Nickson won't have to be the primary rusher this fall, since Jeff Jennings has rejoined the team after missing all of 2006 with a major knee injury. Cassen Jackson-Garrison, who bounced back from an emergency appendectomy to rush for 614 yards last fall, combines with Jennings to give the Commodores a solid tailback tandem.
When Vanderbilt puts the ball in the air, most of the time it will be headed in the direction of Earl Bennett. Despite being Vandy's only real receiving threat, he caught 92 passes for 1,146 yards and six touchdowns last fall. If a complementary receiver can be located to take some pressure off of Bennett he could have a monster year in 2007.
The availability of Brian Stamper, an All-SEC pick in 2005 who missed most of '06 with back problems, means Vanderbilt will have five returning starters – all seniors – in its offensive line. Obviously, that's a huge advantage.

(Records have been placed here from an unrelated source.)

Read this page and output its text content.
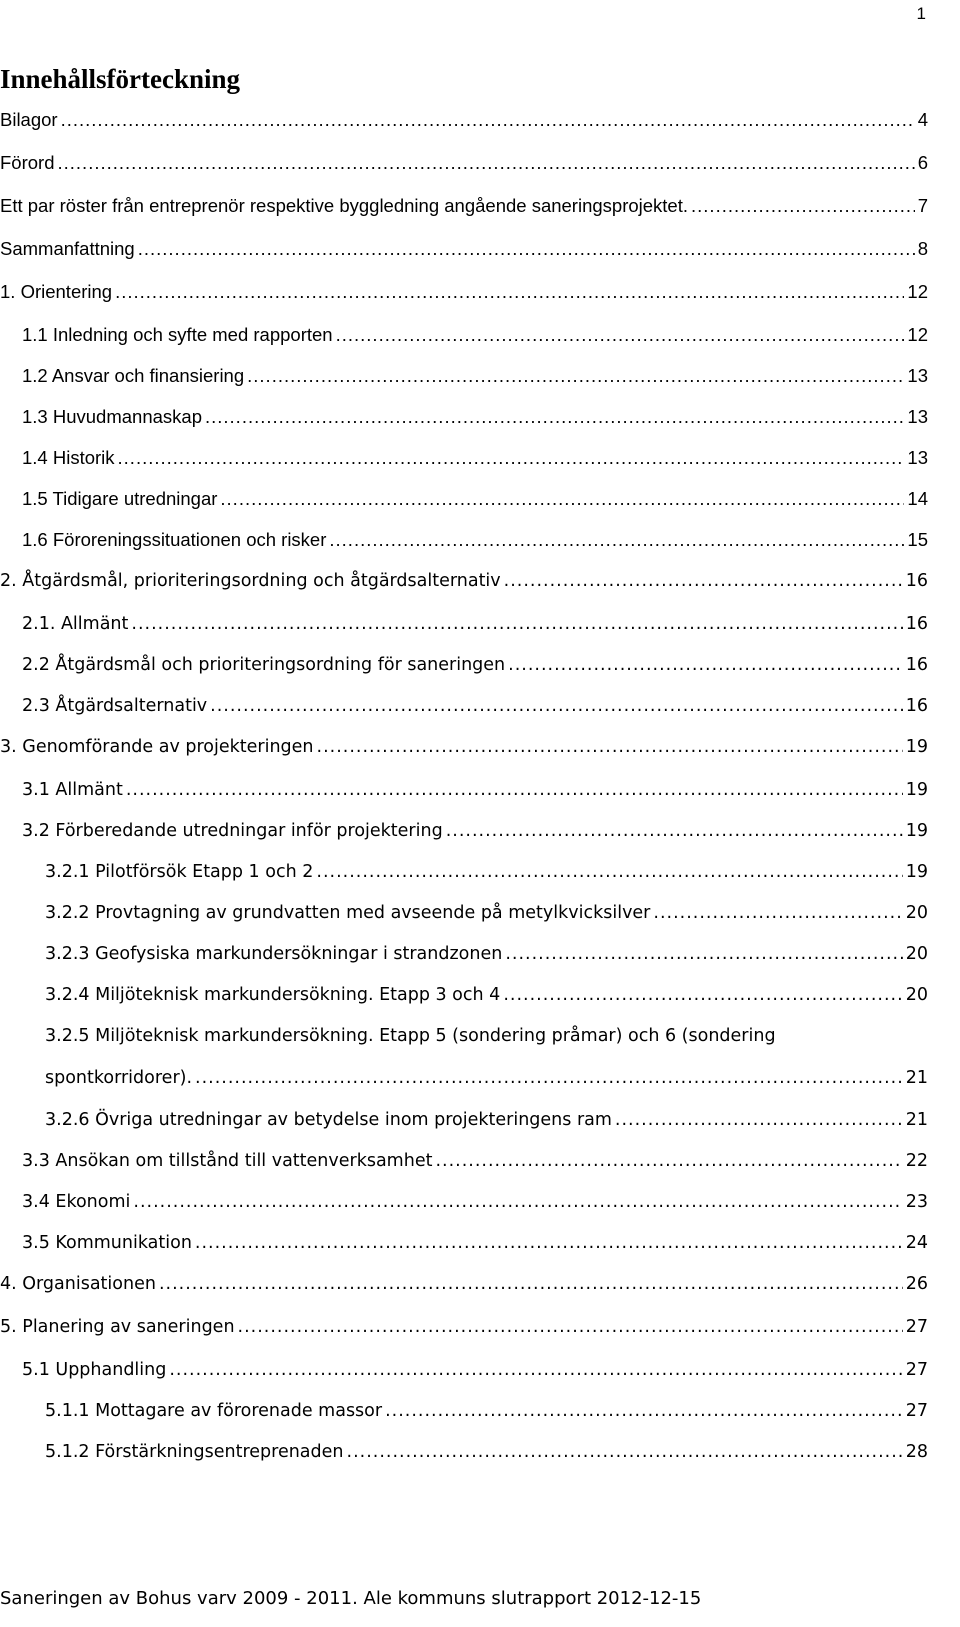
1
Innehållsförteckning
Bilagor .....	4
Förord .....	6
Ett par röster från entreprenör respektive byggledning angående saneringsprojektet. .....	7
Sammanfattning .....	8
1. Orientering .....	12
1.1 Inledning och syfte med rapporten .....	12
1.2 Ansvar och finansiering .....	13
1.3 Huvudmannaskap .....	13
1.4 Historik .....	13
1.5 Tidigare utredningar .....	14
1.6 Föroreningssituationen och risker .....	15
2. Åtgärdsmål, prioriteringsordning och åtgärdsalternativ .....	16
2.1. Allmänt .....	16
2.2 Åtgärdsmål och prioriteringsordning för saneringen .....	16
2.3 Åtgärdsalternativ .....	16
3. Genomförande av projekteringen .....	19
3.1 Allmänt .....	19
3.2 Förberedande utredningar inför projektering .....	19
3.2.1 Pilotförsök Etapp 1 och 2 .....	19
3.2.2 Provtagning av grundvatten med avseende på metylkvicksilver .....	20
3.2.3 Geofysiska markundersökningar i strandzonen .....	20
3.2.4 Miljöteknisk markundersökning. Etapp 3 och 4 .....	20
3.2.5 Miljöteknisk markundersökning. Etapp 5 (sondering pråmar) och 6 (sondering
spontkorridorer). .....	21
3.2.6 Övriga utredningar av betydelse inom projekteringens ram .....	21
3.3 Ansökan om tillstånd till vattenverksamhet .....	22
3.4 Ekonomi .....	23
3.5 Kommunikation .....	24
4. Organisationen .....	26
5. Planering av saneringen .....	27
5.1 Upphandling .....	27
5.1.1 Mottagare av förorenade massor .....	27
5.1.2 Förstärkningsentreprenaden .....	28
Saneringen av Bohus varv 2009 - 2011. Ale kommuns slutrapport 2012-12-15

As usual, the Commodores' biggest challenge will arrive on the other side of the football, particularly across the defensive front. Senior captain Theo Horrocks should be one of the SEC's better tackles if he gets some help. Otherwise, he'll be double-teamed on every play.
If the front four can hold its ground, Vandy's linebacker corps should be very productive in 2007. Jonathan Goff, recently voted a team captain for the second year in a row, is one of the SEC's better middle linebackers. Fellow senior Marcus Buggs is solid, and sophomore Brandon Bryant was the breakthrough player of spring practice.
Given how susceptible Nickson is to injury as a running quarterback, the presence of backup Richard Kovalcheck is a real plus. The Arizona transfer – recruited by Tennessee coming out of high school – completed 7 of 9 passes for 103 yards and three touchdowns in the spring game.
Bottom line: If Vanderbilt's defense is even half-decent, the Commodores' offense should give them a chance to hang with everyone on their schedule.